The fence, or hedge, is an exceedingly important boundary. If trees are planted on it, the fruit belongs to both owners. If the tree is rooting further in but a branch overhangs the other side, the neighbour can pick its fruit and even has the prerogative of cutting it off. In many places the well is placed on the property line, because in this way the cost of digging it is only half for each neighbour and both can use it equally. According to unwritten law, the owner of the property can kill the poultry, dogs, and cats that wander on his lot, but as this can lead to long-term animosity, it is rarely done. The owner has to maintain the wall of the house overlooking the neighbour’s property, but this extends mostly to plastering, for it is whitewashed only very rarely.

Contact between neighbours was partly social, partly economic in character. Neighbouring families got together by age groups. The children played together and perhaps guarded the stock together. The women visited each other several times a day for a little chat, maybe for a longer chat in the evening, and above all they got together for spinning. Gatherings of the men, called tanyázás in the Great Plain, were most regular. In the evening, after feeding and watering the stock, neighbours got together in the barn. An especially developed form of this is the so-called ólaskert, where the men gathered and shortened the long winter evenings with talking and story telling.

Generally, the economic ties are even stronger, since hardly a day passed when they did not borrow some domestic tool from each other. {73.} If they were short of salt, paprika, or bread before baking time, the wife or child ran and asked some from the neighbour. They had to return such a loan exactly, or even in heaped measure, as it is told also in the proverb: “Borrowed bread must be returned”. They always returned borrowed tools, plates and platters carefully cleaned. Another form of contact was to send samples of fresh baking and bread to the neighbour, just as they had to send a sample when the pig was killed.

Neighbours were called upon to help in any kind of work even before the immediate relatives. They were counted on to help build the house and dig the well and to hold down the pig when it was slaughtered. Neighbours were present at family holidays, and they usually went to market together. It also frequently happened that they helped each other to carry out agricultural work on a basis of total equality.
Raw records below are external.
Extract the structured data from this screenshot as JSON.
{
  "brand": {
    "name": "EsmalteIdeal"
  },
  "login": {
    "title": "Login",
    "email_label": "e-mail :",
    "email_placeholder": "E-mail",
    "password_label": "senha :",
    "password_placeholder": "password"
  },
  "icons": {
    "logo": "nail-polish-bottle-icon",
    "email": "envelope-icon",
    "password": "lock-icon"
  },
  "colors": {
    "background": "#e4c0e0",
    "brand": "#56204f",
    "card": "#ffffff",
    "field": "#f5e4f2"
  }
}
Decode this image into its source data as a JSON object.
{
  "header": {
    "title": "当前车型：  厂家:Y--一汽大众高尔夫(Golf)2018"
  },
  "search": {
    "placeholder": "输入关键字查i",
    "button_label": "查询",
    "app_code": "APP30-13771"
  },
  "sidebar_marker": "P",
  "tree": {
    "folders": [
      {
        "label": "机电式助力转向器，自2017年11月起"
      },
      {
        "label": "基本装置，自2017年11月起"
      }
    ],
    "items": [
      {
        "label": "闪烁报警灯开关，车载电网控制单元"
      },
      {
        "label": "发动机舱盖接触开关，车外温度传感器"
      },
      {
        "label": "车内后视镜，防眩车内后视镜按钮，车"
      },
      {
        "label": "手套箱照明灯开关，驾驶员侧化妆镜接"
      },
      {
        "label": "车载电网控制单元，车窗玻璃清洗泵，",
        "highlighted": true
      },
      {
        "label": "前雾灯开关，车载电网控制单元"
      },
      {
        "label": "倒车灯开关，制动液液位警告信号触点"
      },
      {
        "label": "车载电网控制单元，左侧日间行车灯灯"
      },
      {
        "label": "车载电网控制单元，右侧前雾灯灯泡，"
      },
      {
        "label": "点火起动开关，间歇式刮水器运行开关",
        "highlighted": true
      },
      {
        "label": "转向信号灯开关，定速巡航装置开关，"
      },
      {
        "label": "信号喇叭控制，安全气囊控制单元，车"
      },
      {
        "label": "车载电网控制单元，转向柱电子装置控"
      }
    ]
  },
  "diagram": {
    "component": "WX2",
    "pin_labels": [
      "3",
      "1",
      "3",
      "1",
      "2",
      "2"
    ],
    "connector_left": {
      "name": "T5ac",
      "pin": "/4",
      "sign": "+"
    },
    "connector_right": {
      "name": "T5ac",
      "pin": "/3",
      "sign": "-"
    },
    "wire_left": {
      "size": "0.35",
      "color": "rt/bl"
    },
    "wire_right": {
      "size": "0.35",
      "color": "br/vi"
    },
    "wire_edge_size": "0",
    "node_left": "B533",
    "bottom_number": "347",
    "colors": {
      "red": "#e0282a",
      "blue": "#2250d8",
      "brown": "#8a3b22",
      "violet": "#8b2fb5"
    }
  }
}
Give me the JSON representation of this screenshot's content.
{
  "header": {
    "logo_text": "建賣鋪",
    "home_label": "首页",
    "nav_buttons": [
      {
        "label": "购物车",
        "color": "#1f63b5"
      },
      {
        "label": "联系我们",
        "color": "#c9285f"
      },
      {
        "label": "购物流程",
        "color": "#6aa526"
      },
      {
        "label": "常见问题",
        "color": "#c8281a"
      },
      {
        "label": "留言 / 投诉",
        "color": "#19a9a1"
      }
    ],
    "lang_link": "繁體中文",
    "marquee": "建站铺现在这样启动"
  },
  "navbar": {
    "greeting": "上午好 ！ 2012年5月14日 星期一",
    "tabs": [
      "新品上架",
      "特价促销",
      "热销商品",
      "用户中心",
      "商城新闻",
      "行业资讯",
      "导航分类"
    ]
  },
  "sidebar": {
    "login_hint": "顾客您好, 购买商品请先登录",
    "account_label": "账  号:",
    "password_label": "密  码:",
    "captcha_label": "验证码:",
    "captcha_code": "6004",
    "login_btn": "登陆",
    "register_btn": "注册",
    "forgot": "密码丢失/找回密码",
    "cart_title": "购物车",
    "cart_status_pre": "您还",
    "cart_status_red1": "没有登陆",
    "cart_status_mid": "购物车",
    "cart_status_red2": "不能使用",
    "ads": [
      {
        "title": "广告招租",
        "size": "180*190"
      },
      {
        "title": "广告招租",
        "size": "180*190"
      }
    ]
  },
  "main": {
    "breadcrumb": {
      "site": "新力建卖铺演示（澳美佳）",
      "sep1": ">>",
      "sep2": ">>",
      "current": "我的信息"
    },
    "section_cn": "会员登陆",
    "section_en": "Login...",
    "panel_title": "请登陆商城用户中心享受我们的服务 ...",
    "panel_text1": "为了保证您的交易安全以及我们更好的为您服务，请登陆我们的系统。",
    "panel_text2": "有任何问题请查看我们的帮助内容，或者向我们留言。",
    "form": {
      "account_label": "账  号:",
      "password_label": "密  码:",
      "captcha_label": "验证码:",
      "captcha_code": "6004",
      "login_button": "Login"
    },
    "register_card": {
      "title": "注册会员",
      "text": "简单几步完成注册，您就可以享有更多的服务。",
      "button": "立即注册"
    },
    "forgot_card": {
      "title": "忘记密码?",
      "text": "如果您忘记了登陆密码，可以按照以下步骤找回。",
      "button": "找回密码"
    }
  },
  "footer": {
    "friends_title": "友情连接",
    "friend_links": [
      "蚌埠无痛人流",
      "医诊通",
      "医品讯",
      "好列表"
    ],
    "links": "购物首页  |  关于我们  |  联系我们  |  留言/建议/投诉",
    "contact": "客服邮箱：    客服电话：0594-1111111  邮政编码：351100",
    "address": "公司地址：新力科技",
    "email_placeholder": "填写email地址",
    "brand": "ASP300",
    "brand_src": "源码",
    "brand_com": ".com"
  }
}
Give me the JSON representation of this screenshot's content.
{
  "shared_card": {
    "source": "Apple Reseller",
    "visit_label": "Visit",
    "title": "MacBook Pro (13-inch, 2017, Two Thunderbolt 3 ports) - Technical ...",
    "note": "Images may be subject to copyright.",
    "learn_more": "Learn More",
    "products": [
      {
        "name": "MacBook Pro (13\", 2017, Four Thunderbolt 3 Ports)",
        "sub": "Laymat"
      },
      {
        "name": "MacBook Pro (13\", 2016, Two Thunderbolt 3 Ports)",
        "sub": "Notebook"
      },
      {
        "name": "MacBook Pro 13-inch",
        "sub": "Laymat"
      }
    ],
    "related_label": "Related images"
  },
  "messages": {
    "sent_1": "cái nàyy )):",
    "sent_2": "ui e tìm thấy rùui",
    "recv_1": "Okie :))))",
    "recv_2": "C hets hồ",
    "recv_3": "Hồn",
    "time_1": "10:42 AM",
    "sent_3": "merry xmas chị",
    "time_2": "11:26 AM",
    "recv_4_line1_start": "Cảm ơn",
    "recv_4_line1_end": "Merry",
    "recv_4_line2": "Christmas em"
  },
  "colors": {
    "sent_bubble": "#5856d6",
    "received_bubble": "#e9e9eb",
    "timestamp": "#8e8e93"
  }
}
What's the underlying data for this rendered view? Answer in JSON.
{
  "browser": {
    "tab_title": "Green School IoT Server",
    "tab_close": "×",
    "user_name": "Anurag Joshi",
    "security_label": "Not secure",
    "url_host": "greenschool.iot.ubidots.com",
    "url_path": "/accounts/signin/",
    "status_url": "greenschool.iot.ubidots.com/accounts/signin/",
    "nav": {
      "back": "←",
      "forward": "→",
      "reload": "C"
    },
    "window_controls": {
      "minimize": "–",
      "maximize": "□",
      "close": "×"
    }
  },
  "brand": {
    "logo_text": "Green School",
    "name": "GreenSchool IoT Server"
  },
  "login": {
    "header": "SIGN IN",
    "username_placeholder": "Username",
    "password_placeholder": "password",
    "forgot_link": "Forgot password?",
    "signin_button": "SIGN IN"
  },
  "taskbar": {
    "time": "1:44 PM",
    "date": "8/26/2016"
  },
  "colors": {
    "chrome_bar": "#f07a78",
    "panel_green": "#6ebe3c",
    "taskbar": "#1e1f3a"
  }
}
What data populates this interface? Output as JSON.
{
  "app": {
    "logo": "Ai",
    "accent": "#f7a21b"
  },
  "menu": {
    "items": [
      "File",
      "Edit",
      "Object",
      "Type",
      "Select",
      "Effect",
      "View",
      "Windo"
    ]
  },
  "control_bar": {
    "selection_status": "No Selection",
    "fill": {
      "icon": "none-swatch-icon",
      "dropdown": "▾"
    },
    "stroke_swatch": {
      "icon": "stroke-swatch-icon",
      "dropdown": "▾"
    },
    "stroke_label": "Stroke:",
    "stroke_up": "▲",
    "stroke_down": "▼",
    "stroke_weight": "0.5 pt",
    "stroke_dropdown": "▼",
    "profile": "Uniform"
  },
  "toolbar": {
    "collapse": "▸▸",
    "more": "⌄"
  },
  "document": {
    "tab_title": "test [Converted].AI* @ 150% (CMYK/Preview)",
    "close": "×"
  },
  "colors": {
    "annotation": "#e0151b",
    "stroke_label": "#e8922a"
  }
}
The economic aspect of the neighbourhood relationship lasted for a long time and in some respects it can even be found today. Social contact, however, is being pushed more and more into the background. As the result of the speedy and almost complete permeation of radio and even more of television, evening visits have mostly stopped and the gatherings in the barn–even where they keep stock privately around the house–can no longer be found. The peasant population is progressively turning inward on the example of the cities, and consequently the place of meeting is primarily the place of work and not the home.